Throughout its successful, multi-decade long history, the confidential subject of this case study has always strived for advancing technology to address the needs of its consumers worldwide.
In a pivotal example of its commitment to innovation and growth, and to modernize its collaboration company-wide, the company successfully migrated to G Suite. In doing so, the company initially elected to rely on its existing information security infrastructure to keep the business safe from cyber threats.
However, as technologies and industries evolve, the risk of cyberattacks that could lead to a data breach or system disruption also evolves - and increases. Particularly for an S&P 100 company that serves customers around the world, such attacks can inflict major operational downtime, brand harm, significant cost, and government investigations and fines.
The information security team recognized that the most significant cyber risk is email-borne threats: it was time to prioritize a project to defend against these attacks.
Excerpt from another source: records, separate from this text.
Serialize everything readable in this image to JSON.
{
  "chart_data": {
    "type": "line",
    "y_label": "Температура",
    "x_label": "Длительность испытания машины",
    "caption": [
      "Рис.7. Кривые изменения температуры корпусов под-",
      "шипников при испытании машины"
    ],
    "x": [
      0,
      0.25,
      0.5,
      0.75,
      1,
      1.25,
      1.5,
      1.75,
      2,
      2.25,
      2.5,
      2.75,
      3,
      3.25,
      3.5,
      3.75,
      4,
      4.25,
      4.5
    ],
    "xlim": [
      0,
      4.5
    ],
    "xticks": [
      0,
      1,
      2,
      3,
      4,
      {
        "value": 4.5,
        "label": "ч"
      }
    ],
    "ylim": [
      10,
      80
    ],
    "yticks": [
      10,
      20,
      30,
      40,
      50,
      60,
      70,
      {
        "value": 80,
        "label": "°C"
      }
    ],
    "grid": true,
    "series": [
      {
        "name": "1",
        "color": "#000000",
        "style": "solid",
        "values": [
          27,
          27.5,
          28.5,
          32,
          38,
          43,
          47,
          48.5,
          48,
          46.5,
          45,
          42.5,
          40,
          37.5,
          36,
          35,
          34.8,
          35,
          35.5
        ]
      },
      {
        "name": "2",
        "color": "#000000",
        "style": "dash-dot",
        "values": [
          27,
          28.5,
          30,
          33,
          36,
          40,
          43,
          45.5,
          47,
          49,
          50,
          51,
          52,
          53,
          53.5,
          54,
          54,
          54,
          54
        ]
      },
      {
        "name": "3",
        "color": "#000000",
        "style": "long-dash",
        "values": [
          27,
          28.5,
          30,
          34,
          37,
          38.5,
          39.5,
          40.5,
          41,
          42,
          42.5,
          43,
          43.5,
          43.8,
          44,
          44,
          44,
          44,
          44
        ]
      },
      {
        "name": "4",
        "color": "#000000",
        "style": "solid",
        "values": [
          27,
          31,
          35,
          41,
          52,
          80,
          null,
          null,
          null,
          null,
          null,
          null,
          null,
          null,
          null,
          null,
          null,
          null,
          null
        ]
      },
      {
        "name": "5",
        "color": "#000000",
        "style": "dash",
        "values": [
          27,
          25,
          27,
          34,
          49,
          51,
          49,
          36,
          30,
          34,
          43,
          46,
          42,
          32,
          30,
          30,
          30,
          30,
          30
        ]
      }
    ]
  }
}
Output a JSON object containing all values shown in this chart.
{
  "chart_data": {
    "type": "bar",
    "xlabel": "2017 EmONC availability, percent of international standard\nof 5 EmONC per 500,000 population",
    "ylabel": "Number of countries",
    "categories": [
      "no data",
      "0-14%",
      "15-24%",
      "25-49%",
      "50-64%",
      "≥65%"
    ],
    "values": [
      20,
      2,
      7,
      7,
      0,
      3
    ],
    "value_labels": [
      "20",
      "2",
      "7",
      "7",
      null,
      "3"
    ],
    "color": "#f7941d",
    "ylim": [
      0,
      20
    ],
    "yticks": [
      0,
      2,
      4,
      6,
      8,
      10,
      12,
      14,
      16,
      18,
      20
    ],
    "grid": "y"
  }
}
Of greatest concern were end users clicking on malicious links or falling for business email compromise (BEC), with high potential for theft of funds and information.
Although the company relied on industry-known email and web security technology to protect it from phishing attacks, the team found itself frequently “tuning” the security gateways and adding rules to block messages after attacks got through. Therefore, executives and end users worried their email was not secure. While the IT team can control software updates, they can’t control which links end users click on or whether they fall for a BEC email. The team recognized the need for technology to better defend the company against malicious links and phishing attacks.
The company worked with Cloudflare Area 1 Security to bring the attacks to a halt. Area 1’s innovative technology continuously and proactively crawls the web, discovering phishing campaigns and infrastructure before attacks launch. On average, the solution detects malicious sites and payloads a full 24 days before industry benchmarks. The resulting early insight and threat information empowers the Area 1 anti-phishing service to detect and block phish that other defenses miss, adding a layer of protection against attacks.
To evaluate effectiveness, Area 1 was deployed with the company’s Gmail instance. The Area 1 service is automated, operationally simple, and cloud-based, so it required no new on-site equipment.
The Area 1 service successfully detected and blocked substantial numbers of phishing emails, including credential harvesting and BEC attacks. In one incident, an email sent to the CFO that appeared to be from the CEO, requesting a transfer of funds, was detected and blocked before it reached the CFO’s inbox, averting potential financial loss.
In addition to protecting against phishing email, Area 1 also includes a recursive DNS service that protects against web-based attacks. The company successfully deployed the Area 1 recursive DNS service with their Windows DNS server to block end-user access to phishing sites. The Area 1 service is updated hourly with newly discovered phishing domains to maximize protection.
Area 1 is now operational company-wide, protecting this Fortune 500 leader against email and web-based phishing attacks. Over one year, the service processed 375 million email messages and stopped upwards of eight million targeted phishing attempts. The multitude of stopped attacks includes credential harvesting threats that spoof brands such as Outlook, Paypal, UPS, and Apple; links resolving to sites or files with malicious payloads; and email attachments with embedded malicious code or links.
The IT team now provides specific metrics and reporting to the Board about the number of emails processed and malicious messages caught.
Cloudflare Area 1’s preemptive, comprehensive, targeted phishing protection has helped improve productivity, and significantly reduced cybersecurity risk.